Our lousy Sussex weather held off long enough for me to undertake this recent Insurance Survey at the Littlehampton Harbour Masters' workshops, just next to the River Arun and opposite Littlehampton Marina.
The Westerly Berwick was designed by Laurent Giles. These aft-cockpit, bilge keel sloops were built between 1973 and 1980.

Yacht survey, Westerly Berwick in Littlehampton
Marine Survey of a Westerly Berwick in Littlehampton, West Sussex
This particular Berwick was made in 1976 and was powered by a relatively new Perkins KD28 diesel engine. Her hull was in reasonable condition, although the hand-painted topsides were rather faded. She didn't have too many defects that would cause her owner too much labour before her Spring launch. The most was significant is shown in the photograph below, which shows some of the cracks in the fore-stay chain plate. There were a number of well developed cracks on the two vertical plates that support the bow roller. The image shows the two cracks on the port side plate. This plate also supports the fore-stay; therefore the security of the entire rig depends on the strength and integrity of this plate. In consideration of the fact that cracks have occurred in similar locations on each of the vertical plates, it is likely that these cracks are predominantly due to cyclical loading from the vessel’s mooring chain when she is on her summer mooring. The cracks on the port side plate (the one in the photo) may also be due to cyclical athwartships loading from the jib when she is sailing.

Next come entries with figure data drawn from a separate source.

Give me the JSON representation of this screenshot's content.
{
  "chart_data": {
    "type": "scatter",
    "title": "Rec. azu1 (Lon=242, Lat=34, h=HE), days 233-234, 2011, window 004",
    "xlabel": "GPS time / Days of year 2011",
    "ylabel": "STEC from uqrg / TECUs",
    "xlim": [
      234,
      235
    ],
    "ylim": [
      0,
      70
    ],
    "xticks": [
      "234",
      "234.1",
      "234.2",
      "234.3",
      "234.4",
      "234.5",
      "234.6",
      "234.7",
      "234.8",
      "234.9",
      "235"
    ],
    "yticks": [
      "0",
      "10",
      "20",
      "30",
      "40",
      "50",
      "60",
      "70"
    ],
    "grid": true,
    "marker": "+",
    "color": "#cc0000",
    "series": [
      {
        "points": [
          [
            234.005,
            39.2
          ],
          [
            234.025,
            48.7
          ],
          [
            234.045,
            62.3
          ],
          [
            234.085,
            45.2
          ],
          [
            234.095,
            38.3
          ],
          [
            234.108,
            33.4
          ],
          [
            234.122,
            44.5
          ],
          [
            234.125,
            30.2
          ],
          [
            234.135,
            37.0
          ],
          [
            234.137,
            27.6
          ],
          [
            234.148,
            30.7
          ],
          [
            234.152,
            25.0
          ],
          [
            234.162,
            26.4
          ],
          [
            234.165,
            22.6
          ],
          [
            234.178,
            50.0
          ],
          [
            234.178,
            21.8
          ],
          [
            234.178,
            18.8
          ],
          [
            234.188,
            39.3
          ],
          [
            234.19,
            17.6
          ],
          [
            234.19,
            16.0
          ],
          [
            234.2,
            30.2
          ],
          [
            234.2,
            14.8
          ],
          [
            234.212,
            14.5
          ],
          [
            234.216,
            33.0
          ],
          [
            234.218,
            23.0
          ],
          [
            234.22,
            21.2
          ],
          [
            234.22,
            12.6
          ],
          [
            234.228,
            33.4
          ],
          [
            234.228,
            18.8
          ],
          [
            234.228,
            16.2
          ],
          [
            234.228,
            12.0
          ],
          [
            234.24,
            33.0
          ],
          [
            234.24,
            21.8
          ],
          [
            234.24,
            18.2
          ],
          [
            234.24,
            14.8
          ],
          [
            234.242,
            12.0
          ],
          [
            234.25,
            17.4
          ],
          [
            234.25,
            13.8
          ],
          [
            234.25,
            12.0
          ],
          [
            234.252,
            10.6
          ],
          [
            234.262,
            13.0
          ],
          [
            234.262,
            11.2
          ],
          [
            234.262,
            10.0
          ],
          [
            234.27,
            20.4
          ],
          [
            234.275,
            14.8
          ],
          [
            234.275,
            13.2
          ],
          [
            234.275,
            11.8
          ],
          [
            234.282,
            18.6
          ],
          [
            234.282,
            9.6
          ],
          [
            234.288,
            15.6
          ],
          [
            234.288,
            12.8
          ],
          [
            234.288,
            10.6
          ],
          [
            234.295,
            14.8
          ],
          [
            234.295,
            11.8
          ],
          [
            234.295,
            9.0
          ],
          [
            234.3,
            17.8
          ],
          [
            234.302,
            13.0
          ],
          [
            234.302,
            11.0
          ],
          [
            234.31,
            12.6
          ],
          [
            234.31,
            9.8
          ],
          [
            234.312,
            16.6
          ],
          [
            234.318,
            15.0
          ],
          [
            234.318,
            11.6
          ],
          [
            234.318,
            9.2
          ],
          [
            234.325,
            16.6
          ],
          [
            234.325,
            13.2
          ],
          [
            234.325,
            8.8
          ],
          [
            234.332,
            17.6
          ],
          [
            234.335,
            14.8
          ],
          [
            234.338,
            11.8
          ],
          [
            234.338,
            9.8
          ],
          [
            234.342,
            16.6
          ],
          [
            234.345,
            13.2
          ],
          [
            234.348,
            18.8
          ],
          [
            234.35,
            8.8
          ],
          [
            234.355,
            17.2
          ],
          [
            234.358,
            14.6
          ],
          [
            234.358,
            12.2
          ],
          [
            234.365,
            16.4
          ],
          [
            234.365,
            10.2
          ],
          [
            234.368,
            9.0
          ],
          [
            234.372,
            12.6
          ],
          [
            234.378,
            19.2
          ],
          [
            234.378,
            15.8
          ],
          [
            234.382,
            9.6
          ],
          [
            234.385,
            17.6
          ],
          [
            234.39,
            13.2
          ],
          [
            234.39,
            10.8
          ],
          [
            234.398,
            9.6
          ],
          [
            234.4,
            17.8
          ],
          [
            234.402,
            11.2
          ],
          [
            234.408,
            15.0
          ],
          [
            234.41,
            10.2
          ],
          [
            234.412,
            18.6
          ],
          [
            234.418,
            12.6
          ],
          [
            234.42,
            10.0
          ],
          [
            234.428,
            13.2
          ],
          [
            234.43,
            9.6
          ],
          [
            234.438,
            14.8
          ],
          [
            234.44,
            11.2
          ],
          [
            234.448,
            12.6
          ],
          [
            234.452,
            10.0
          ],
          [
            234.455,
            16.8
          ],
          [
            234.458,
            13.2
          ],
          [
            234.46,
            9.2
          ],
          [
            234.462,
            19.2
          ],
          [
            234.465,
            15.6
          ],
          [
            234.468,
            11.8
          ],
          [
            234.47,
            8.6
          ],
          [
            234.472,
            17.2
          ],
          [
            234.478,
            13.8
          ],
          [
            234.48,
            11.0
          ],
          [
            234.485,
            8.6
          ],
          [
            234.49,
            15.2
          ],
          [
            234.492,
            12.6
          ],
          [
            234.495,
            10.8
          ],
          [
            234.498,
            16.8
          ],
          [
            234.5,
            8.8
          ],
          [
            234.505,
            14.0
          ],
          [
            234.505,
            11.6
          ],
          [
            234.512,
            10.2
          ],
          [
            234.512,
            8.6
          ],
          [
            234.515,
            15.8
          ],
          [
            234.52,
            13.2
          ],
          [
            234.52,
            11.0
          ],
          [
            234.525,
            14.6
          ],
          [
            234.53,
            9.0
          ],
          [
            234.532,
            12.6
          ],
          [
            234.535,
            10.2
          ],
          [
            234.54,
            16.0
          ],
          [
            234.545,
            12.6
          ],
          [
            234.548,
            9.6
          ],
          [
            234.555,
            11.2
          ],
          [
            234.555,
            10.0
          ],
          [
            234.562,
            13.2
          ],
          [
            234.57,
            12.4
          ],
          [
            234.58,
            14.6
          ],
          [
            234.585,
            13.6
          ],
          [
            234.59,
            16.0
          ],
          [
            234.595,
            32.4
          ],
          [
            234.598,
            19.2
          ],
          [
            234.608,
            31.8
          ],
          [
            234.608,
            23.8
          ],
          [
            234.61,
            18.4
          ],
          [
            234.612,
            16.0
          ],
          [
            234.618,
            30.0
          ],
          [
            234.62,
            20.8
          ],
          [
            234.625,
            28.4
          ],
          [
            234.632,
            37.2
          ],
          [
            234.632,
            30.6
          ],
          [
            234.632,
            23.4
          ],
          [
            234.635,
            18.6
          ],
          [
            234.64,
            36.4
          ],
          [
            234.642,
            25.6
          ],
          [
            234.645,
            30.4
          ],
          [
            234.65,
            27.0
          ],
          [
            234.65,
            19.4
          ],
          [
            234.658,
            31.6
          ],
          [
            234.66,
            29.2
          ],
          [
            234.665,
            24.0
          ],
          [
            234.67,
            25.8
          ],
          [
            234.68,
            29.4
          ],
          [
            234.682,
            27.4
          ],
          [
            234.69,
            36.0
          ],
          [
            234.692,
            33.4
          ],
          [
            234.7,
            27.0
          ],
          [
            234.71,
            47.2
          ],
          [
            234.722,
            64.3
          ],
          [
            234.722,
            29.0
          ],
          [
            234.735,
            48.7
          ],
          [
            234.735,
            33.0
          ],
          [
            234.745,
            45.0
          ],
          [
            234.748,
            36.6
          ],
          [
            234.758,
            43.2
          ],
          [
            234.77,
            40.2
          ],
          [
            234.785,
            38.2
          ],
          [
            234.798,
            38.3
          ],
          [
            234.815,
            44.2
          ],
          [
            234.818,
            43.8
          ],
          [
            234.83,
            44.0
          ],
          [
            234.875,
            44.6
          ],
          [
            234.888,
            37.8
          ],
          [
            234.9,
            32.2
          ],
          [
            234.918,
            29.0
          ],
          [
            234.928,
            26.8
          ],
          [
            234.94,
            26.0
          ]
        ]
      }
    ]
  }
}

The recommendation to the owner was that the bow roller fabrication is repaired in order to return strength to the two plates. This repair should include the welding of doubler plates on each of the existing vertical plates.

Sunday, 2 February 2014

Pre-purchase Marine Survey of Fisher 34 at Birdham Pool Marina

A few days ago I had the pleasure of performing a marine survey on a very well maintained Fisher 34, Mark III - a masthead rigged motor sailing yacht with integrally moulded full-length keel. She was built by Northshore Yachts in 1999.

I usually find that boats made as recently as this are often very light in construction, but not so with a Fisher. These days the Fisher boats are made to order and my guess is that in order to make a boat to this high standard and with such a sturdily built hull, Northshore Yachts have to charge a premium. This makes them less competitive with the lighter motor sailers on the market and are therefore made to order.

Fisher 34 Mk III at Birdham Pool Marina

The new owners seem to be very happy with her. I'll look out for this boat when I'm down at Ramsgate Marina, her new home.